Ein weiterer Aspekt aus Spielersicht bei solch einem Happening ist sicherlich die Begegnung mit anderen Improspielern. Unbeschreiblich die Stimmung in der kleinen Garderobe, wenn 18 nervöse Improspieler – von denen sich einige mehr, andere weniger untereinander kennen – auf engstem Raum zusammenhocken und nicht genau wissen, wie sie die Zeit bis zum Auftritt verbringen sollen, die letzten Taktikbesprechungen abhalten oder noch versuchen, auf “Betriebstemperatur” zu kommen.
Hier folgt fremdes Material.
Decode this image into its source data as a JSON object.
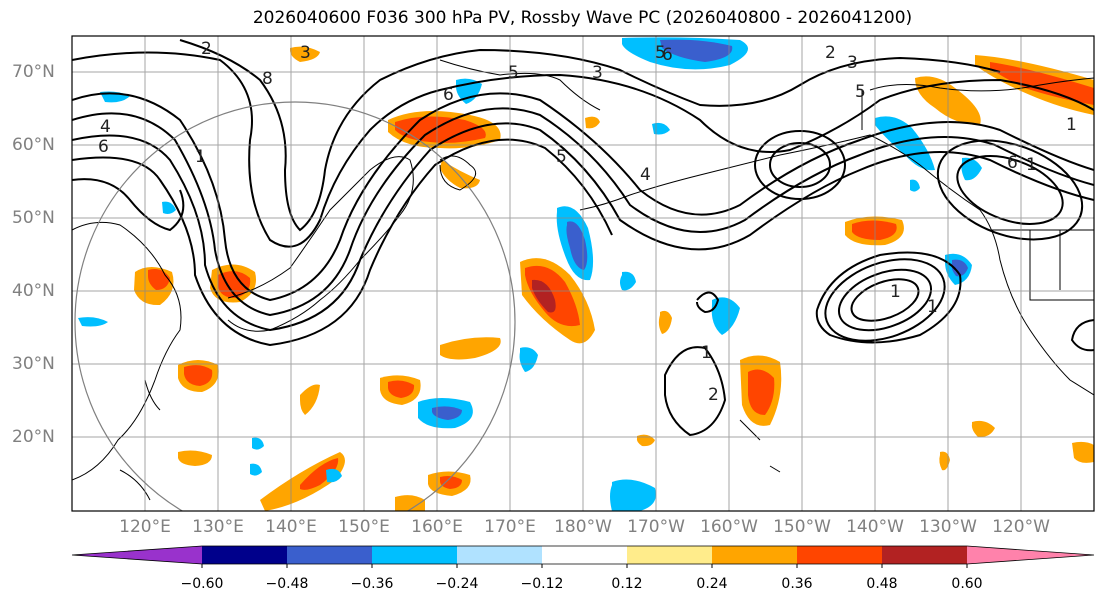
{
  "title": "2026040600 F036 300 hPa PV, Rossby Wave PC (2026040800 - 2026041200)",
  "lat_labels": [
    "70°N",
    "60°N",
    "50°N",
    "40°N",
    "30°N",
    "20°N"
  ],
  "lon_labels": [
    "120°E",
    "130°E",
    "140°E",
    "150°E",
    "160°E",
    "170°E",
    "180°W",
    "170°W",
    "160°W",
    "150°W",
    "140°W",
    "130°W",
    "120°W"
  ],
  "colorbar": {
    "ticks": [
      "−0.60",
      "−0.48",
      "−0.36",
      "−0.24",
      "−0.12",
      "0.12",
      "0.24",
      "0.36",
      "0.48",
      "0.60"
    ],
    "colors": [
      "#9932cc",
      "#00008b",
      "#3a5fcd",
      "#00bfff",
      "#b0e2ff",
      "#ffffff",
      "#ffec8b",
      "#ffa500",
      "#ff4500",
      "#b22222",
      "#ff82ab"
    ]
  },
  "contour_labels": [
    "2",
    "8",
    "3",
    "3",
    "5",
    "6",
    "2",
    "3",
    "5",
    "1",
    "4",
    "6",
    "1",
    "4",
    "5",
    "6",
    "5",
    "6",
    "1",
    "2",
    "1",
    "1",
    "1"
  ]
}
Oder die After-Show-Party, bei denen auch zwischen Menschen, die sich bislang noch nicht kannten, eine ganz besondere Stimmung herrscht, denn man hat ja gerade zusammen auf einer Bühne gestanden. Improspieler sind einfach die besten Menschen auf der Welt! (das Zitat habe ich von Marshall C. Stern aus seinem Podcast Zenprov geliehen).

Noch mehr Dank

Dank natürlich auch an Gudrun Schlag für die einfühlsame Klavierbegleitung! Und ein ganz großes, nein riesiges Danke an Karin Mietke, die mit dem Bühnenrausch und der Organisation des Festivals erst den Rahmen für diese tolle Woche geschaffen hat und als guter Geist ständig für eine angenehm kreative Umgebung sorgt!

Resultate

Ach ja, gewonnen haben übrigens die Verstörten Wunschkinder mit hauchdünnem Vorsprung von einem Punkt vor den Changeroos. Sieger der Zuschauerherzen wurden Wat’n da los, die den Meistertitel nur wegen Halbierung der Punkte aufgrund Zeitüberschreitung in der zweiten Hälfte knapp verfehlten. Aber eigentlich ist das ja uninteressant – oder? Auf Stephans Show-Video-Seite berlinimpro.de gibt es aktuell bereits Videos vom Festival und demnächst vermutlich auch von den anderen Tagen!